I read that last night, and was still musing on it...
James A. Donald wrote:
In my blog http://blog.jim.com/ I post "how email encryption should work"
I would appreciate some analysis of this proposal, which I think summarizes a great deal of discussion that I have read.
* The user should automagically get his certified key when he sets up the email account, without having to do anything extra. We should allow him the option of doing extra stuff, but the default should be do nothing, and the option to do something should
For clarity reasons, I think you mean that the default should be to not invoke the 'extra stuff' on automagic creation, rather than "do nothing" which is in fact what users get today - nothing.
be labelled with something intimidating like “Advanced custom cryptographic key management" so that 99% of users never touch it.
Concur. The notion that a user needs a cert from anyone else for the purpose of email is wrong; this doesn't mean denying them so they can take part in corporate nets for example, but that ordinary users in ordinary email will not get much benefit from certs signed by other agents.
* In the default case, the mail client, if there are no keys present, logs in to a keyserver using a protocol analogous to SPEKE, using by default the same password as is used to download mail. That server then sends the key for that password and email address, and emails a certificate asserting that holder of that key can be reached at that email address. Each email address, not each user, has a unique key, which changes only when and if the user changes the password or email address. Unless the user wants to deal with “advanced custom options”, his “from” address must be the address that the client downloads mail from – as it normally is.
I would put this in the "extra stuff" category, and not in the default category.
The reason is that it creates a dependency on a server that might not exist and even if a good idea, will take a while to prove itself.
* The email client learns correspondent's public keys by receiving signed email.
The problem I've discovered with this is that the signing of mail is (I suggest) not a good idea unless you have a good idea what the signature means. I've not seen anywhere where it sets out what a signature means for S/MIME. For OpenPGP the signature is strictly undefined by the code, so that's a better situation - it means whatever you want it to mean.
Which means that most people under most circumstances should not send most emails out signed. Which sort of makes "signed emails" a poor carrier pigeon for a key exchange.
(I don't have a solution to this - just pointing out what I see as a difficulty. The workaround is that the user turns off signing and has to send an explicit blank signed email as a key exchange message. Clumsy.)
(One possibility is to put the cert in headers.)
It assigns petnames on a per-key basis. A petname is also shorthand for entering a destination address (Well it is shorthand if the user modified it. The default petname is the actual address optionally followed by a count.)
Yes this would help a lot. Any petname set should be displayed distinctly from the default name.
(Oh, as a nitpick, a default address is not a petname, it's just a default name. A petname has to be set by the user to exist.)

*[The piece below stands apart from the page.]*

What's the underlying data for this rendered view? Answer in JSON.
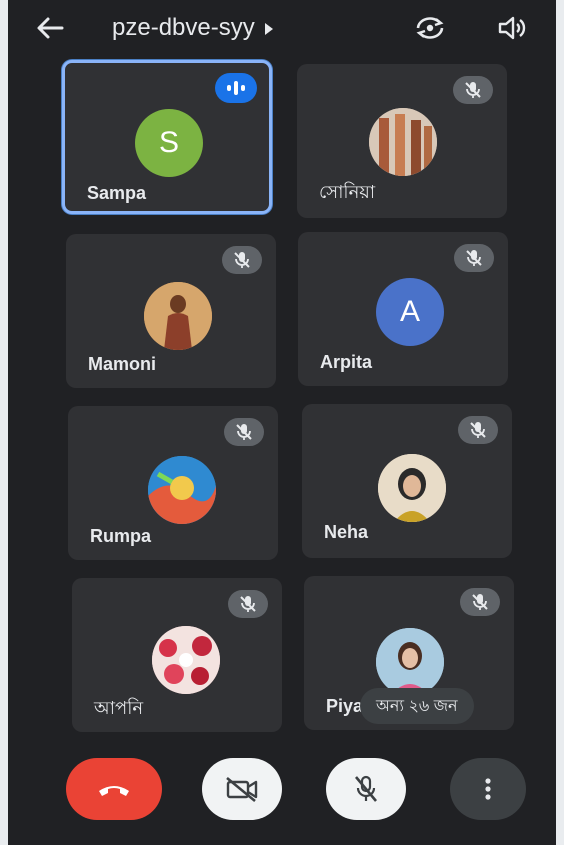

* The email client presents two checkboxes, sign and encrypt, both of which default to whatever was last used for this email address. If several addresses are used, it defaults to the strongest that was used for any one of them. If the destination address has never been used before, then encrypt is checked if the keys are known, greyed out if they are unknown. Sign is checked by default.
Right, the UI could do a lot to show what is possible by shading the various email addresses or adding little icons to indicate their encryptability state.
* The signature is in the mail headers, not the body, and signs the body, the time sent, the sender's address, and the intended recipient's address. If the email is encrypted, the signature can only be checked by someone who possesses the decryption key.
I had an entertaining read of the paper on Naive Sign & Encrypt last night. There are a lot of issues in how signatures are combined with encryption, I don't think this is a solved issue by any means when it comes to email.
* If the user is completely oblivious to encryption and completely ignores those aspects of the program, and those he communicates with do likewise, he sends his public key all over the place in the headers, signs everything he sends, and encrypts any messages
See caveat about signing above. I certainly agree that any message that can be encrypted should be encrypted.
If you thought that the threat was changing emails etc etc then it might be possible to create a cert that could just be used for message integrity and stick some tag in there that says "message integrity only purposes." Then, as long as the client at the other end said "this message was delivered without change" instead of "this message was signed" then this might work.
When cryptograpers say a message is signed, users think that a message has been signed.... getting around that confusion is quite hard.
that are a reply to someone using similar software, and neither he nor those he corresponds with notice anything different or have to do anything extra – other than that when he gets unsigned messages, or messages with an key different from the previously used key, a warning comes up – an unobtrusive and easily ignored warning if he has never received a signed message from that source, a considerably stronger warning if he has previously received signed mail from that source.
Yes, the model for an unobtrusive message is the red cross alert bars added in Firefox these days. They solve the popup nightmare quite nicely.